(Reuters) – Filmgoers brought big appetites for “The Hunger Games” to box offices over the weekend as the blockbuster movie added $95.9 million in global ticket sales and pushed the worldwide total since its record-setting debut to $365 million.
The Lions Gate Entertainment movie about teenagers forced into a deadly survival match ranked No. 1 for the second straight weekend on domestic charts. Ticket sales in the United States and Canada reached an estimated $61.1 million from Friday through Sunday, according to studio estimates.
At international theaters, “Hunger Games” pulled in $34.8 million over the weekend. The massive worldwide total since the movie’s release 10 days ago reached $364.9 million.
The film dropped 60 percent domestically from its huge opening a week ago. The decline is consistent with the performances of other big film franchises such as “Twilight” and “Harry Potter,” said David Spitz, executive vice president of domestic distribution for Lions Gate Entertainment.
“That shows the staying power of the film. Word of mouth is clearly taking hold,” Spitz said.
The movie, starring Jennifer Lawrence as heroine Katniss Everdeen, opened last weekend with $152.5 million, the third-highest domestic debut and biggest for a non-sequel.
The second-weekend domestic tally ranked seventh-highest among all movies, according to website Box Office Mojo.
Some of the business came from fans coming back for more. Exit polls showed 13 percent of filmgoers this weekend were repeat customers.
The “Hunger Games” craze easily beat two new films at domestic theaters.
Action sequel “Wrath of the Titans” landed in second place, grossing $34.2 million in North America (the United States and Canada). The movie beat “Hunger Games” overseas, where it grabbed $78 million from 60 countries and brought the global weekend total to $112.2 million.
Warner Bros. and Legendary Pictures paid about $150 million to produce the movie.
The film starring Sam Worthington, Liam Neeson and Ralph Fiennes is a 3D sequel to Olympian epic “Clash of the Titans,” which debuted with $61.2 million domestically in 2010 over the Easter weekend, boosted by students home from school on the opening Friday.
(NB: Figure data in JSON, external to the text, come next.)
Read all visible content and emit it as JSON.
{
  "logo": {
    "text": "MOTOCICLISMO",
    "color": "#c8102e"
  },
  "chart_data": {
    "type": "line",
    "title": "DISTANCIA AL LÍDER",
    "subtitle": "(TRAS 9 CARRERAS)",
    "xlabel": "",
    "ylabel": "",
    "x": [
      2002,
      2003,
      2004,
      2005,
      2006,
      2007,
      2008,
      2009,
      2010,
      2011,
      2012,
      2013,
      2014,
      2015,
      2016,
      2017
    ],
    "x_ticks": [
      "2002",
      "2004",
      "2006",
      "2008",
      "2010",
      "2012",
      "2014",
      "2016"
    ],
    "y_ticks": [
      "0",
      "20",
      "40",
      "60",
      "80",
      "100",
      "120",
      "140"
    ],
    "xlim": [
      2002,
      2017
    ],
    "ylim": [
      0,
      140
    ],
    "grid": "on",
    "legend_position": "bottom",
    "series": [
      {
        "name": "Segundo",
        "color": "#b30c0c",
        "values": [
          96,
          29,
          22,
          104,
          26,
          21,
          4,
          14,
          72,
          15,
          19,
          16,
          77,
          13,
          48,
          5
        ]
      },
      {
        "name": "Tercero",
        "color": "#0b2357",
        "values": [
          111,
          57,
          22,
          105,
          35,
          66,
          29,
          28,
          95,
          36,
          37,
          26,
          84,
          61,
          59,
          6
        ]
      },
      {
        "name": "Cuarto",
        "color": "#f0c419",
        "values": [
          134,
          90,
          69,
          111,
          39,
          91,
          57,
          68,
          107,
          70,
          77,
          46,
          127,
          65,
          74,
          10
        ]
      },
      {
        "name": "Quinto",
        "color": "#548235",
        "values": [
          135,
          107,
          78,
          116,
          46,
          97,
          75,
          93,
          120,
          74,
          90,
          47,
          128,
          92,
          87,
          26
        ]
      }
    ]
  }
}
For the sequel, Warner Bros. opened the film a week earlier. The studio expects to benefit in the days ahead from school kids on vacation, said Dan Fellman, head of domestic distribution for Warner Bros. Filmgoers under 25 rated the movie an “A-minus” in polling by CinemaScore.
Third place belonged to “Mirror Mirror,” a new family-oriented film starring Julia Roberts as the evil queen in a comedy-and-adventure twist on the classic Snow White fairy tale.
The film brought in $19.0 million domestically, short of distributor Relativity Media’s projection for a low $20-million opening. As with “Titans,” the studio hopes Easter vacations will help boost ticket sales for “Mirror Mirror” this coming week, said Kyle Davies, Relativity’s president of worldwide theatrical distribution. Girls under 18 gave the movie an “A” grade and boys awarded it an “A-minus” in CinemaScore polling.
Relativity produced “Mirror Mirror” for about $85 million.
Rounding out the top five, adult comedy “21 Jump Street” hauled in $15.0 million domestically, and animated family film “Dr. Seuss’ The Lorax” grabbed $8.0 million.
Also this weekend, the documentary “Bully” about children and families bullied at school earned $115,000 at five theaters in New York and Los Angeles, or a per-screen average of $23,000. The Weinstein Co. movie was released without a rating after the studio objected to the “R” from a U.S. movie industry group for language, saying it would keep many kids from seeing the film.
“Bully” will expand to about 100 theaters in roughly 50 markets on April 13, said Erik Lomis, president of distribution for The Weinstein Co.
“Wrath of the Titans” was released by Time Warner Inc’s Warner Bros. Privately held Relativity Media distributed “Mirror Mirror” in the United States, and Alliance Films released the movie in Canada. The movie division of Sony Corp released “21 Jump Street,” and Comcast Corp’s Universal Pictures distributed “The Lorax.”